Another trend Patterson has noticed is that large corporate landlords like Real Estate Investment Trusts or REITs are hesitant to lower rents, even despite high vacancy rates.

“I think when you first saw the vacancy rate go up, what landlords were starting to do — before lowering the monthly rent — they were doing things like offering one month rent free, or the first two months free, those sort of one-time incentives. They want to retain that high base rent, because it means higher increases in later years,” he says.

Sustainable urban design expert Patrick Condon thinks the vacancy rate change is due to a shift in the global housing market, and is not necessarily local only to Vancouver.

“The global housing market shifted away from condominiums towards rentals for various financial reasons. This new supply was aimed at the top of the market where supply was already adequate,” Condon said, via email. 

“Unfortunately the much-touted housing supply deficit, if you look at the research, was a deficit in affordable units. For those units there is still a very low vacancy rate as that cohort cannot afford to rent this new rental supply.”

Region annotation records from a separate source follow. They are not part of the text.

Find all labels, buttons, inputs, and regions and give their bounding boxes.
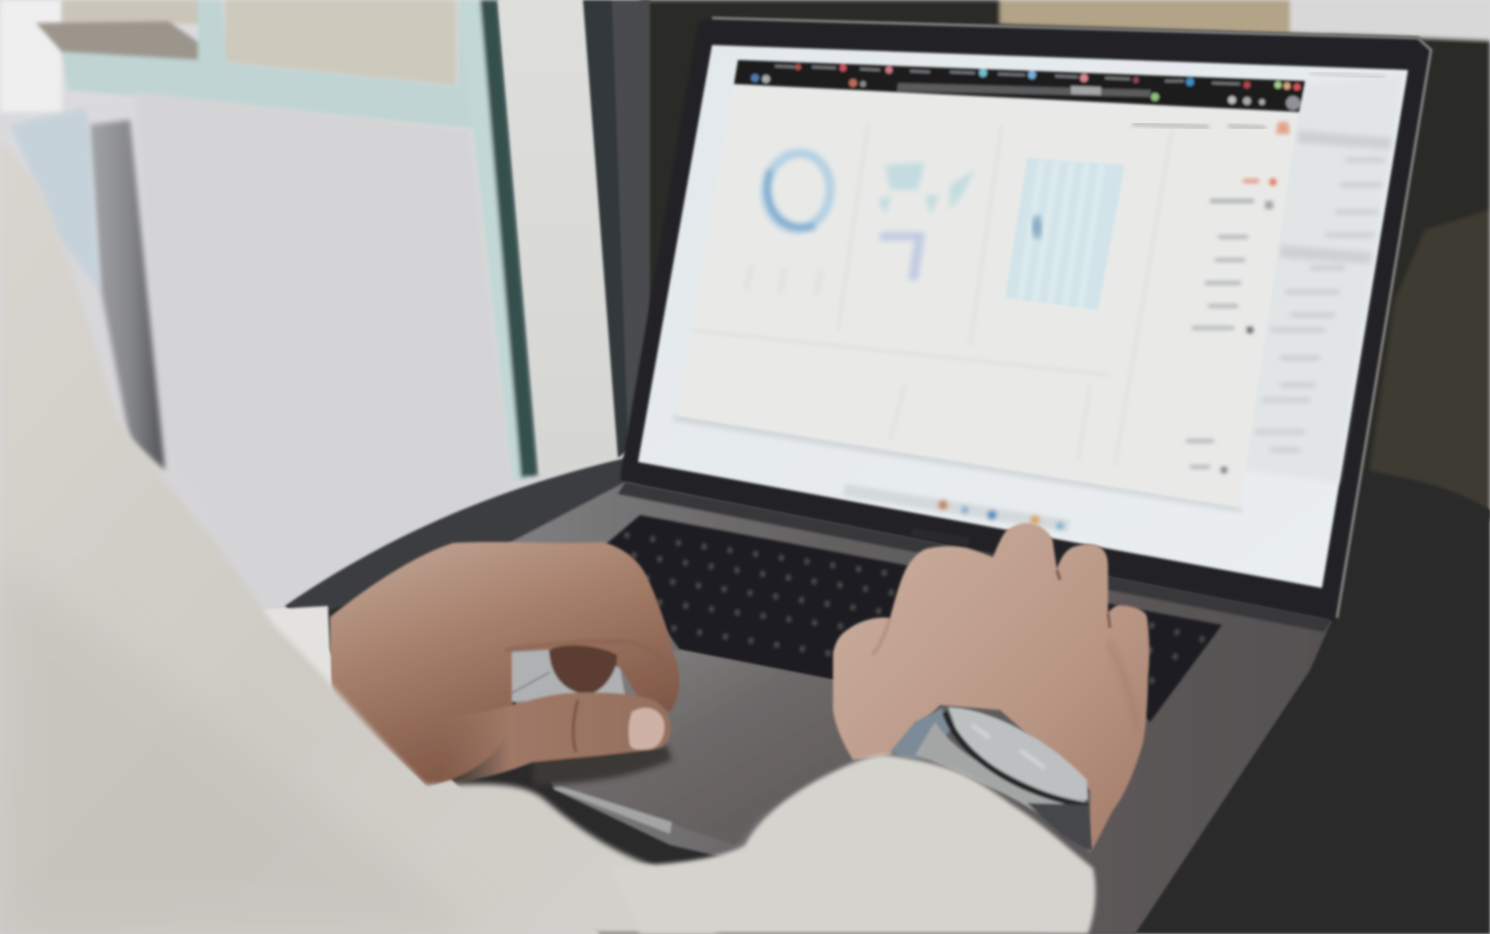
dark back room <box>640 0 1490 520</box>
white column <box>498 0 618 475</box>
trackpad <box>512 650 855 845</box>
sidebar text panel <box>1240 74 1403 483</box>
trackpad seam <box>512 672 550 693</box>
right pane icons <box>1186 122 1290 474</box>
laptop <box>505 17 1431 934</box>
dashboard window shadow <box>672 415 1243 512</box>
dark bezel arc <box>945 712 1088 806</box>
finger crease <box>505 642 665 668</box>
laptop brand label <box>911 528 970 546</box>
left arm sleeve <box>0 140 720 934</box>
screen edge highlight <box>712 18 1431 618</box>
chair back shadow <box>88 120 165 470</box>
shadow under thumb <box>533 745 672 785</box>
left strap <box>890 708 950 760</box>
screen bezel <box>620 17 1431 622</box>
sleeves <box>0 140 1095 934</box>
left hand <box>330 542 679 787</box>
wall panel <box>135 92 510 615</box>
front edge highlight <box>552 786 672 834</box>
screen <box>638 45 1408 588</box>
curled middle finger <box>549 645 617 694</box>
map chart <box>878 162 975 280</box>
thumb <box>440 693 671 785</box>
donut small bars <box>746 265 822 294</box>
donut chart <box>761 149 835 233</box>
chair left pale edge <box>10 108 100 290</box>
keyboard <box>605 515 1222 722</box>
thumbnail <box>629 708 664 750</box>
knuckle crease <box>573 700 578 752</box>
gap between fingers <box>512 650 625 702</box>
hinge strip <box>618 482 1332 632</box>
case side <box>915 722 1090 852</box>
dashboard toolbar <box>734 60 1305 112</box>
dashboard panel dividers <box>690 125 1172 465</box>
lower dark strap <box>1027 803 1092 852</box>
right hand <box>833 523 1149 853</box>
table <box>285 455 1490 934</box>
back of hand and index finger <box>330 542 679 787</box>
dial highlights <box>972 725 1045 768</box>
striped column chart <box>1005 158 1125 310</box>
dashboard window <box>676 62 1302 507</box>
dock <box>843 484 1070 532</box>
watch dial <box>948 707 1088 800</box>
sleeve shadow <box>0 560 480 934</box>
menu bar text <box>1310 73 1385 77</box>
laptop base <box>505 482 1332 934</box>
dark door frame <box>583 0 650 458</box>
dashboard header text <box>1132 124 1266 128</box>
white shirt cuff <box>252 606 332 700</box>
window frame, top left <box>36 0 538 480</box>
right arm sleeve <box>610 755 1095 934</box>
wristwatch <box>890 707 1092 852</box>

Rental units for lower-income households do remain in tight supply, according to the CMHC, with a vacancy rate of about 1 to 2 per cent.

“This is particularly challenging for families seeking two or more bedrooms. Vacancies for units affordable to households earning below the 60th income percentile remained extremely limited,” states the report.

Rental affordability also puts pressure on families even after the children are grown, says local resident Russil Wvong, who bought a townhome near Main and King Edward with his wife in 2001. He says he’s worried his children — who are 22 and 23 — won’t have that same opportunity.

“What was doable back then is completely impossible. It's not just our kids, it’s their classmates. It's their entire peer group — where are they supposed to live?” he says. 

“What we need to do is allow more housing, and yet our institutions at the municipal level seem to be set up based on the assumption that housing is unwanted, and that if you want to build housing like you should really pay through the nose. So yeah, the whole institutional assumptions seem to be in need of a major overhaul.” 

Wvong, a software developer who writes about Vancouver’s rent issues on his Substack, points to cities like Edmonton and Calgary’s fast-tracking of housing construction projects as a positive example.

A study released in March by the Canadian Home Builders Association compared a range of factors,  like new housing development application timelines and fees charged by municipalities, with its affect on housing affordability in those areas. Out of 23 Canadian cities it ranked Edmonton as first place overall and Vancouver in 17th place. 

“We regulate new housing like it's a nuclear power plant, and we tax it like it's a gold mine,” says Wvong, referencing a 2021 housing report that emerged from an expert panel headed by former NDP MLA Joy McPhail. 

“We're moving in the right direction, but if we don't see some policy changes, I would say the costs, including the cost of delay, set a floor on how low prices and rents can go,” he says.

Higher vacancy rates were also reported in other B.C. municipalities, including in Victoria where the vacancy rate rose to 3.3 per cent — its highest since 1999, according to the CMHC.

Christine Boyle, Minister of Housing and Municipal Affairs, attributed these shifts to the work done by the provincial government to cut red tape and speed up approvals for affordable homes.

“We still have more good work to do to get to a point where housing is truly affordable for everyone. Renters can’t afford to have the progress that we have achieved together undone. We can’t go backwards to the days of red tape and policies that fuelled speculation, blocked construction and drove housing costs beyond what everyday people could afford,” Boyle said in a statement on Dec. 17.

Across Canada, the average vacancy rate also rose from 2.2 per cent to 3.1 per cent and “rents stabilized in most major markets,” the CMHC report states. However, average rent growth persisted, with the average rent paid nationally by all tenants for two-bedroom units rising by 5.1 per cent over the past year.